Aula approva bilancio, manovra copre 35 milioni di mancate entrate

Le principali variazioni derivano da contributo di soggiorno (-41,4 milioni) e dai proventi derivanti dalla sosta nella ztl per i bus turistici (-13,6 milioni)

L’Assemblea capitolina ha approvato nella notte l’ultima variazione dell’anno sul bilancio previsionale 2020-2022, definitiva come manovra anti Covid perché fa fronte alla copertura di 35 milioni di euro di minori entrate causate dall’emergenza sanitaria e pone investimenti per oltre 218 milioni di euro.

Le mancate entrate previste ammontano a 35 milioni di euro, come saldo tra minori e maggiori introiti: le principali variazioni derivano da contributo di soggiorno (-41,4 milioni), proventi derivanti dalla sosta nella ztl per i bus turistici (-13,6 milioni), permessi di accesso al centro storico (-4,1 milioni), asili nido e refezione scolastica (-4,4 milioni), ristoro statale della Cosap (+8 milioni), attività di controllo e repressione degli illeciti (+14,2 milioni), maggiori accertamenti di entrate (+8,8 milioni).

Le minori entrate vengono compensate dalle economie di spesa comunicate dalle strutture capitoline e dall’applicazione di avanzo d’amministrazione (ovvero dall’uso dei risparmi derivanti dagli esercizi precedenti). La manovra di spesa corrente complessiva si attesta così a circa 111 milioni di euro, che vanno a finanziare principalmente accantonamenti per passività potenziali, per eventuali perdite di Ama (50 milioni) e maggiori spese per circa 15 milioni di euro: tra queste ultime, le più rilevanti riguardano il diserbo stradale (4,5 milioni) e il contributo di gestione al Bioparco (2,6 milioni).

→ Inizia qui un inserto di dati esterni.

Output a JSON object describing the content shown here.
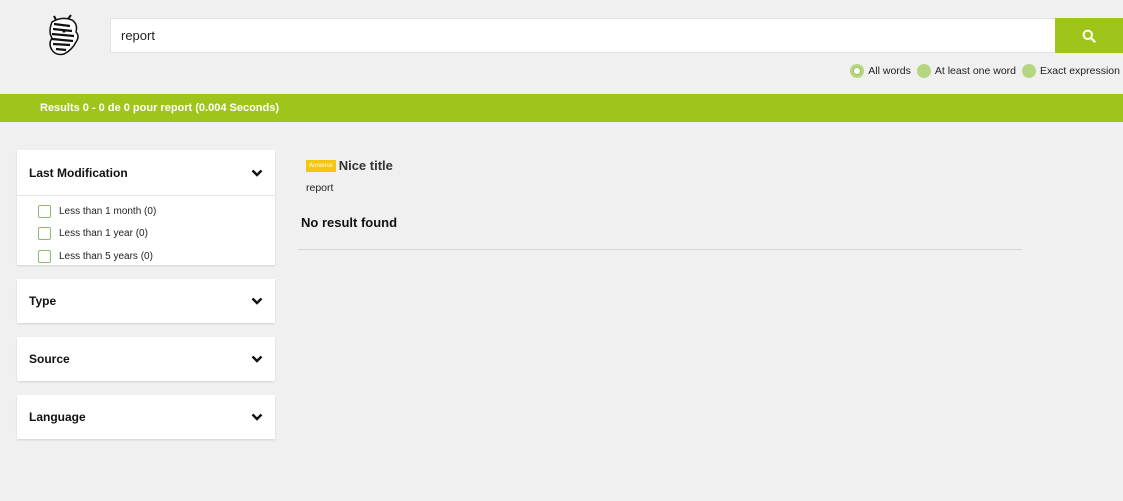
{
  "search": {
    "value": "report",
    "button_icon": "search-icon"
  },
  "modes": [
    {
      "label": "All words",
      "checked": true
    },
    {
      "label": "At least one word",
      "checked": false
    },
    {
      "label": "Exact expression",
      "checked": false
    }
  ],
  "results_bar": {
    "text": "Results 0 - 0 de 0 pour report (0.004 Seconds)"
  },
  "facets": {
    "last_modification": {
      "title": "Last Modification",
      "options": [
        "Less than 1 month (0)",
        "Less than 1 year (0)",
        "Less than 5 years (0)"
      ]
    },
    "type": {
      "title": "Type"
    },
    "source": {
      "title": "Source"
    },
    "language": {
      "title": "Language"
    }
  },
  "result": {
    "badge": "Annonce",
    "title": "Nice title",
    "snippet": "report",
    "empty_message": "No result found"
  },
  "colors": {
    "accent": "#a0c51a",
    "badge": "#f5c60f",
    "background": "#f0f0f0"
  }
}
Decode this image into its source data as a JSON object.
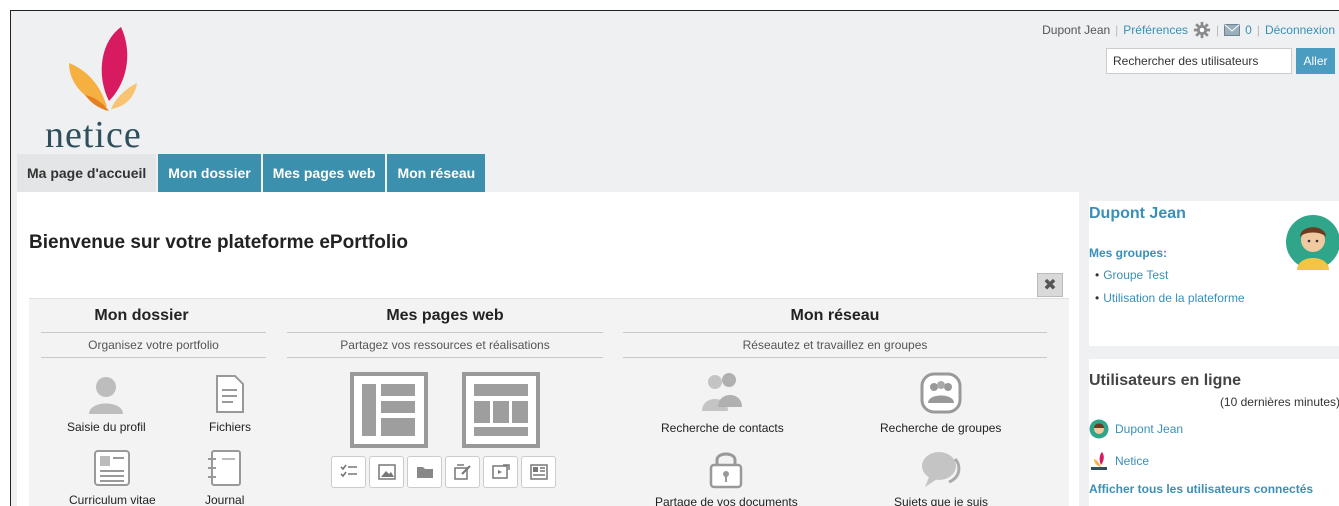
{
  "header": {
    "logo_text": "netice",
    "user_name": "Dupont Jean",
    "preferences": "Préférences",
    "message_count": "0",
    "logout": "Déconnexion",
    "search_placeholder": "Rechercher des utilisateurs",
    "search_button": "Aller"
  },
  "tabs": [
    {
      "label": "Ma page d'accueil",
      "active": true
    },
    {
      "label": "Mon dossier"
    },
    {
      "label": "Mes pages web"
    },
    {
      "label": "Mon réseau"
    }
  ],
  "main": {
    "welcome": "Bienvenue sur votre plateforme ePortfolio",
    "close": "✖",
    "columns": [
      {
        "title": "Mon dossier",
        "subtitle": "Organisez votre portfolio",
        "items": [
          "Saisie du profil",
          "Fichiers",
          "Curriculum vitae",
          "Journal"
        ]
      },
      {
        "title": "Mes pages web",
        "subtitle": "Partagez vos ressources et réalisations",
        "items": []
      },
      {
        "title": "Mon réseau",
        "subtitle": "Réseautez et travaillez en groupes",
        "items": [
          "Recherche de contacts",
          "Recherche de groupes",
          "Partage de vos documents",
          "Sujets que je suis"
        ]
      }
    ]
  },
  "sidebar": {
    "profile_name": "Dupont Jean",
    "groups_label": "Mes groupes:",
    "groups": [
      "Groupe Test",
      "Utilisation de la plateforme"
    ],
    "online_title": "Utilisateurs en ligne",
    "online_subtitle": "(10 dernières minutes)",
    "online_users": [
      "Dupont Jean",
      "Netice"
    ],
    "show_all": "Afficher tous les utilisateurs connectés"
  },
  "colors": {
    "accent": "#3a8fb6",
    "tab": "#3a90ad",
    "button": "#4a9cc0"
  }
}
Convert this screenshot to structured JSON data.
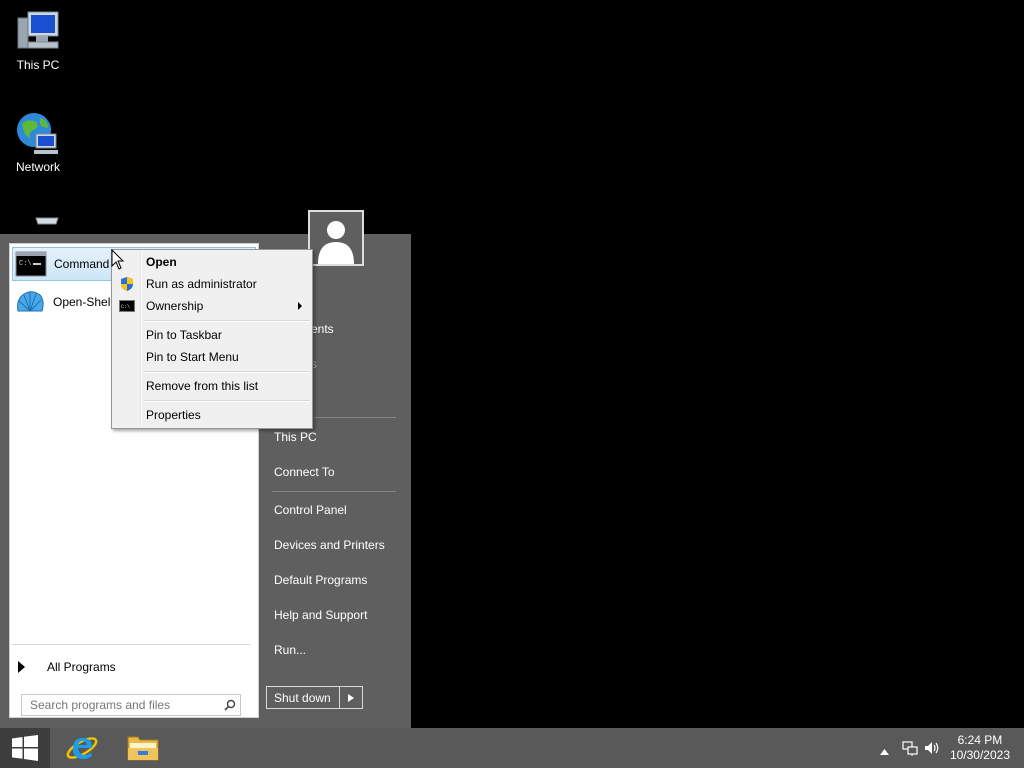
{
  "desktop": {
    "icons": [
      {
        "label": "This PC",
        "icon": "computer-icon"
      },
      {
        "label": "Network",
        "icon": "network-globe-icon"
      },
      {
        "label": "",
        "icon": "recycle-bin-icon"
      }
    ]
  },
  "start_menu": {
    "programs": [
      {
        "label": "Command",
        "icon": "command-prompt-icon",
        "selected": true
      },
      {
        "label": "Open-Shell",
        "icon": "open-shell-icon",
        "selected": false
      }
    ],
    "all_programs": "All Programs",
    "search": {
      "placeholder": "Search programs and files"
    },
    "right_items": {
      "documents_partial": "ents",
      "pictures_partial": "s",
      "this_pc": "This PC",
      "connect_to": "Connect To",
      "control_panel": "Control Panel",
      "devices_printers": "Devices and Printers",
      "default_programs": "Default Programs",
      "help_support": "Help and Support",
      "run": "Run..."
    },
    "shutdown": "Shut down"
  },
  "context_menu": {
    "open": "Open",
    "run_as_admin": "Run as administrator",
    "ownership": "Ownership",
    "pin_taskbar": "Pin to Taskbar",
    "pin_start": "Pin to Start Menu",
    "remove": "Remove from this list",
    "properties": "Properties"
  },
  "taskbar": {
    "pinned": [
      {
        "icon": "internet-explorer-icon"
      },
      {
        "icon": "file-explorer-icon"
      }
    ],
    "tray_icons": [
      "chevron-up-icon",
      "network-wired-icon",
      "volume-icon"
    ],
    "time": "6:24 PM",
    "date": "10/30/2023"
  },
  "colors": {
    "start_menu_bg": "#5f5f5f",
    "taskbar_bg": "#595959",
    "selection": "#cde6f7",
    "windows_blue": "#1e90ff"
  }
}
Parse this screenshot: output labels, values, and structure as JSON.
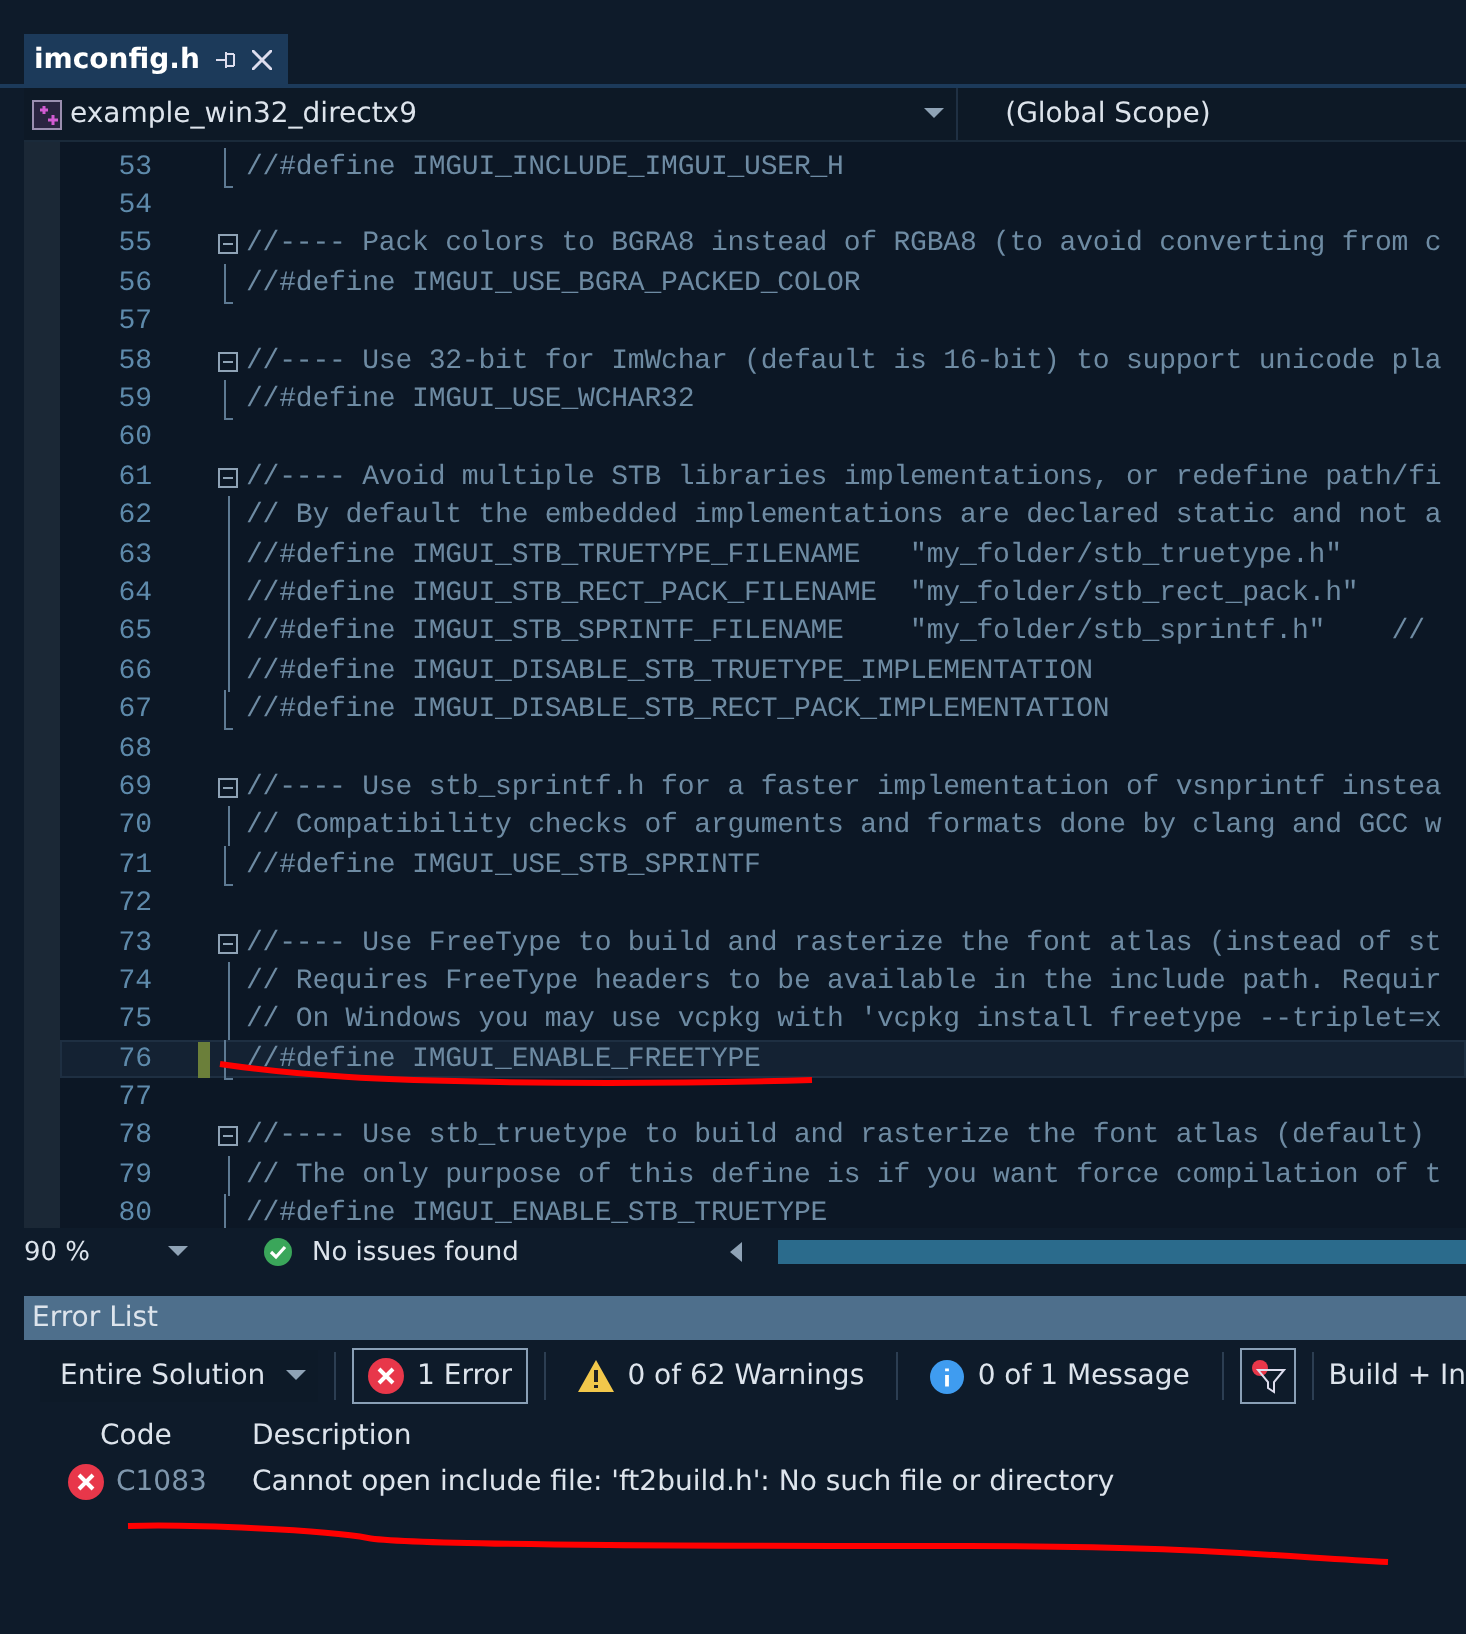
{
  "tabs": [
    {
      "label": "imconfig.h",
      "selected": true
    }
  ],
  "nav": {
    "project": "example_win32_directx9",
    "scope": "(Global Scope)"
  },
  "code_lines": [
    {
      "number": "53",
      "kind": "end",
      "text": "//#define IMGUI_INCLUDE_IMGUI_USER_H",
      "changed": false,
      "current": false
    },
    {
      "number": "54",
      "kind": "blank",
      "changed": false,
      "current": false
    },
    {
      "number": "55",
      "kind": "start",
      "text": "//---- Pack colors to BGRA8 instead of RGBA8 (to avoid converting from c",
      "changed": false,
      "current": false
    },
    {
      "number": "56",
      "kind": "end",
      "text": "//#define IMGUI_USE_BGRA_PACKED_COLOR",
      "changed": false,
      "current": false
    },
    {
      "number": "57",
      "kind": "blank",
      "changed": false,
      "current": false
    },
    {
      "number": "58",
      "kind": "start",
      "text": "//---- Use 32-bit for ImWchar (default is 16-bit) to support unicode pla",
      "changed": false,
      "current": false
    },
    {
      "number": "59",
      "kind": "end",
      "text": "//#define IMGUI_USE_WCHAR32",
      "changed": false,
      "current": false
    },
    {
      "number": "60",
      "kind": "blank",
      "changed": false,
      "current": false
    },
    {
      "number": "61",
      "kind": "start",
      "text": "//---- Avoid multiple STB libraries implementations, or redefine path/fi",
      "changed": false,
      "current": false
    },
    {
      "number": "62",
      "kind": "inner",
      "text": "// By default the embedded implementations are declared static and not a",
      "changed": false,
      "current": false
    },
    {
      "number": "63",
      "kind": "inner",
      "text": "//#define IMGUI_STB_TRUETYPE_FILENAME   \"my_folder/stb_truetype.h\"",
      "changed": false,
      "current": false
    },
    {
      "number": "64",
      "kind": "inner",
      "text": "//#define IMGUI_STB_RECT_PACK_FILENAME  \"my_folder/stb_rect_pack.h\"",
      "changed": false,
      "current": false
    },
    {
      "number": "65",
      "kind": "inner",
      "text": "//#define IMGUI_STB_SPRINTF_FILENAME    \"my_folder/stb_sprintf.h\"    //",
      "changed": false,
      "current": false
    },
    {
      "number": "66",
      "kind": "inner",
      "text": "//#define IMGUI_DISABLE_STB_TRUETYPE_IMPLEMENTATION",
      "changed": false,
      "current": false
    },
    {
      "number": "67",
      "kind": "end",
      "text": "//#define IMGUI_DISABLE_STB_RECT_PACK_IMPLEMENTATION",
      "changed": false,
      "current": false
    },
    {
      "number": "68",
      "kind": "blank",
      "changed": false,
      "current": false
    },
    {
      "number": "69",
      "kind": "start",
      "text": "//---- Use stb_sprintf.h for a faster implementation of vsnprintf instea",
      "changed": false,
      "current": false
    },
    {
      "number": "70",
      "kind": "inner",
      "text": "// Compatibility checks of arguments and formats done by clang and GCC w",
      "changed": false,
      "current": false
    },
    {
      "number": "71",
      "kind": "end",
      "text": "//#define IMGUI_USE_STB_SPRINTF",
      "changed": false,
      "current": false
    },
    {
      "number": "72",
      "kind": "blank",
      "changed": false,
      "current": false
    },
    {
      "number": "73",
      "kind": "start",
      "text": "//---- Use FreeType to build and rasterize the font atlas (instead of st",
      "changed": false,
      "current": false
    },
    {
      "number": "74",
      "kind": "inner",
      "text": "// Requires FreeType headers to be available in the include path. Requir",
      "changed": false,
      "current": false
    },
    {
      "number": "75",
      "kind": "inner",
      "text": "// On Windows you may use vcpkg with 'vcpkg install freetype --triplet=x",
      "changed": false,
      "current": false
    },
    {
      "number": "76",
      "kind": "end",
      "text": "//#define IMGUI_ENABLE_FREETYPE",
      "changed": true,
      "current": true
    },
    {
      "number": "77",
      "kind": "blank",
      "changed": false,
      "current": false
    },
    {
      "number": "78",
      "kind": "start",
      "text": "//---- Use stb_truetype to build and rasterize the font atlas (default)",
      "changed": false,
      "current": false
    },
    {
      "number": "79",
      "kind": "inner",
      "text": "// The only purpose of this define is if you want force compilation of t",
      "changed": false,
      "current": false
    },
    {
      "number": "80",
      "kind": "end",
      "text": "//#define IMGUI_ENABLE_STB_TRUETYPE",
      "changed": false,
      "current": false
    }
  ],
  "editor_status": {
    "zoom": "90 %",
    "issues": "No issues found"
  },
  "error_list": {
    "title": "Error List",
    "scope": "Entire Solution",
    "filters": [
      {
        "kind": "error",
        "label": "1 Error",
        "selected": true
      },
      {
        "kind": "warning",
        "label": "0 of 62 Warnings",
        "selected": false
      },
      {
        "kind": "info",
        "label": "0 of 1 Message",
        "selected": false
      }
    ],
    "build_filter": "Build + In",
    "columns": [
      "Code",
      "Description"
    ],
    "rows": [
      {
        "code": "C1083",
        "description": "Cannot open include file: 'ft2build.h': No such file or directory"
      }
    ]
  }
}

Per quanto riguarda la parte in conto capitale sono previsti nuovi investimenti per oltre 218 milioni di euro nel 2020, a fronte degli stralci di opere per 70 milioni di euro richiesti dalle strutture capitoline. L’avanzo di amministrazione già accantonato, per oltre 168 milioni di euro, viene destinato all’acquisto di impianti per il trattamento dei rifiuti (112 milioni), di nuovi bus (30 milioni) e del Centro carni (25 milioni). I restanti 50 milioni di euro vanno a finanziare altre nuove opere, tra le quali si segnalano: Comprensorio direzionale Pietralata-via Sublata (20,9 milioni), ammodernamento e nuovi impianti di illuminazione pubblica (8,4 milioni), manutenzione straordinaria di via Mattia Battistini, viale Marconi, via Cernaia, via Palestro, via Magenta, via Castelfidardo, via Montebello e via dei Mille (7,2 milioni), recupero Auditorium di via Albergotti a seguito dell’incendio della struttura (1,4 milioni), restauro e consolidamento del muro di sostegno di Villa Mercede (1,3 milioni), aree giochi in asili nido e scuole dell’infanzia (700 mila euro).

Un emendamento di giunta approvato dall’Assemblea capitolina ha apportato alcune modifiche. “Abbiamo inserito – ha spiegato l’assessore al Bilancio di Roma, Gianni Lemmetti – 15 milioni di euro per i buoni pasto, un’informazione arrivata successivamente all’approvazione in giunta, e il rilievo da parte dell’Oref rispetto alla variazione in cui avevamo indicato la consistenza del Fondo crediti di dubbia esigibilità per il 2020 ma ci veniva richiesta anche per il 2021 e il 2022, quindi inseriamo i prospetti aggiornando il calcolo. Inoltre specifichiamo che i fondi destinati ad Ama, sia per la ricapitalizzazione che per gli impianti, potranno essere utilizzati solo ed esclusivamente dopo l’approvazione del piano di risanamento. Tutte le richieste delle strutture che erano ammissibili sono state accolte – ha concluso -, sia per quanto concerne gli storni che eventuali finanziamenti: dei 111 milioni di euro assegnati al dipartimento Razionalizzazione della spesa ne abbiamo dati 7 al Simu per la realizzazione di opere essenziali”. Il via libera dell’Aula Giulio Cesare, riunita in streaming, è arrivato con 27 voti favorevoli e 12 contrari.